Organizational and legal forms also differ in the construction of responsibility. Yes, in full partnership the participants jointly and severally bear subsidiary liability for the debts of the partnership with their personal property. In limited liability companies, the participants are not responsible to the creditors of the company, they only bear the risk of losses in the amount of their contribution. For debts, only the society itself is liable with the property belonging to it on the right of ownership. Subsidiary liability for the obligations of a state-owned enterprise shall be borne by the owner of its property.

So, we have listed and characterized the main features of the concept of "organizational-legal form". The current legislation distinguishes the following organizational and legal forms of entrepreneurial activity: business partnerships (general and limited), business companies (limited liability, with additional liability, joint-stock), production cooperatives, state and municipal unitary enterprises. The listed organizations under the legislation of the Russian Federation are commercial.

As already noted, in addition to commercial ones, the current legislation provides for the possibility of creating non-profit organizations. A non-profit organization is an organization that does not have as the main goal of its activity the extraction of profit and does not distribute the profit received among the participants.

The legal status of non-profit organizations is determined by the Civil Code, Federal Law No. 7-FZ of January 12, 1996 "On Non-Profit Organizations", Federal Law No. 82-FZ of May 19, 1995 "On Public Associations", etc.

Non-profit organizations act to achieve social, charitable, cultural, educational, scientific and managerial goals, in order to protect the health of citizens, develop physical culture and sports, meeting the spiritual and other non-material needs of citizens, protecting the rights, legitimate interests of citizens and organizations, resolving disputes and conflicts, providing legal assistance, as well as other purposes aimed at achieving public benefits.
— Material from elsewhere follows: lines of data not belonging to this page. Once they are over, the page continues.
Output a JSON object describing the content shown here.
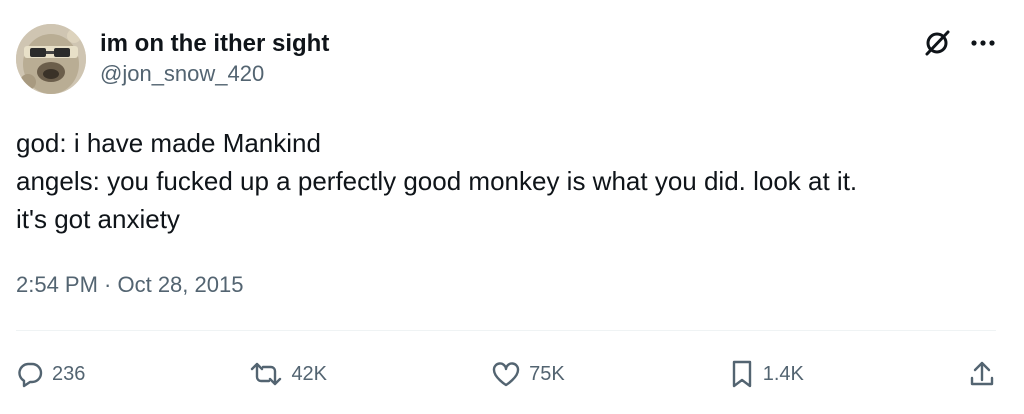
{
  "user": {
    "display_name": "im on the ither sight",
    "handle": "@jon_snow_420",
    "avatar_icon": "avatar-image"
  },
  "top_icons": {
    "grok_icon": "grok-icon",
    "more_icon": "more-icon"
  },
  "tweet": {
    "lines": [
      "god: i have made Mankind",
      "angels: you fucked up a perfectly good monkey is what you did. look at it.",
      "it's got anxiety"
    ],
    "timestamp": "2:54 PM · Oct 28, 2015"
  },
  "actions": {
    "replies": "236",
    "retweets": "42K",
    "likes": "75K",
    "bookmarks": "1.4K"
  },
  "colors": {
    "text": "#0f1419",
    "secondary": "#536471",
    "divider": "#eff3f4"
  }
}
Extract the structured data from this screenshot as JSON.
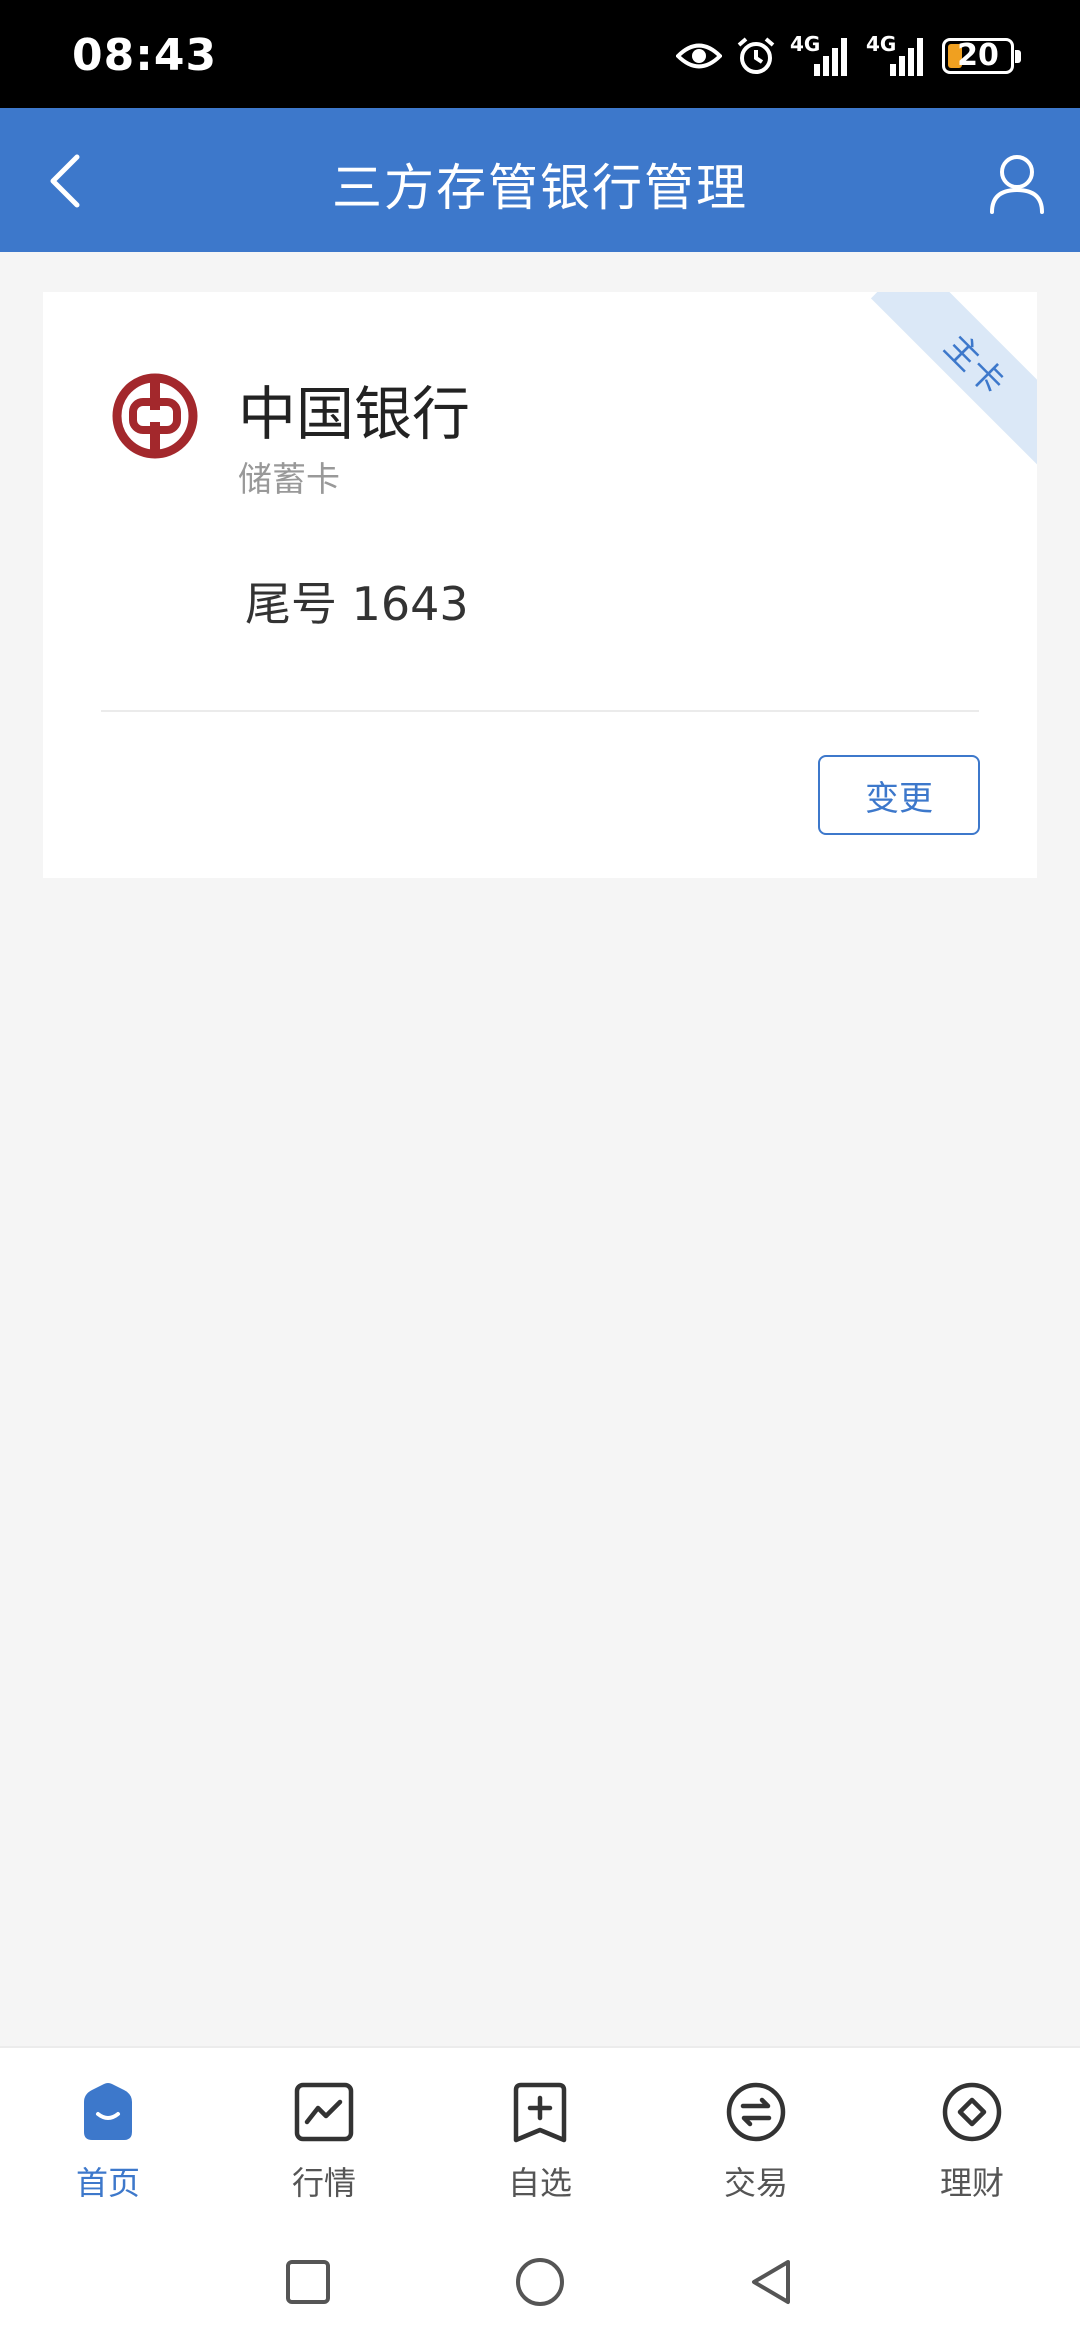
{
  "status_bar": {
    "time": "08:43",
    "network_1": "4G",
    "network_2": "4G",
    "battery": "20",
    "icons": [
      "eye-icon",
      "alarm-icon",
      "signal-icon",
      "signal-icon",
      "battery-icon"
    ]
  },
  "header": {
    "title": "三方存管银行管理",
    "back_icon": "chevron-left-icon",
    "user_icon": "user-icon"
  },
  "card": {
    "ribbon": "主卡",
    "bank_name": "中国银行",
    "card_type": "储蓄卡",
    "card_tail": "尾号 1643",
    "change_label": "变更",
    "logo_color": "#a3282c"
  },
  "tabs": [
    {
      "label": "首页",
      "icon": "home-icon",
      "active": true
    },
    {
      "label": "行情",
      "icon": "market-chart-icon",
      "active": false
    },
    {
      "label": "自选",
      "icon": "watchlist-add-icon",
      "active": false
    },
    {
      "label": "交易",
      "icon": "trade-exchange-icon",
      "active": false
    },
    {
      "label": "理财",
      "icon": "wealth-diamond-icon",
      "active": false
    }
  ],
  "colors": {
    "primary": "#3d78cb",
    "ribbon_bg": "#dbe8f7",
    "background": "#f5f5f5"
  }
}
Non-profit organizations can be created in the form of public and religious organizations (associations), non-profit partnerships, institutions, autonomous non-profit organizations, social, charitable and other foundations, associations and unions, as well as in other forms provided for by federal laws.

In the event that the law or the charter non-profit organization granted the right to engage in entrepreneurial activities that correspond to the goals for which this organization was created, the profit from such activities is not distributed among its participants, but is directed to achieve the statutory goals.

Commodity, stock exchanges, banks and non-bank credit organizations, investment institutions and other entities operating in economic circulation do not act as an independent organizational and legal form of entrepreneurial activity, but can take the forms provided for by the legislation on them. For example, in accordance with the Banking Law, a credit organization is formed on the basis of any form of ownership as a business entity.

It is not an independent legal form and a small enterprise. Small business entities are understood as commercial organizations of any organizational and legal forms that meet the criteria defined by the Federal Law of June 14, 1995 No. 88-FZ “On State Support for Small Business in the Russian Federation”.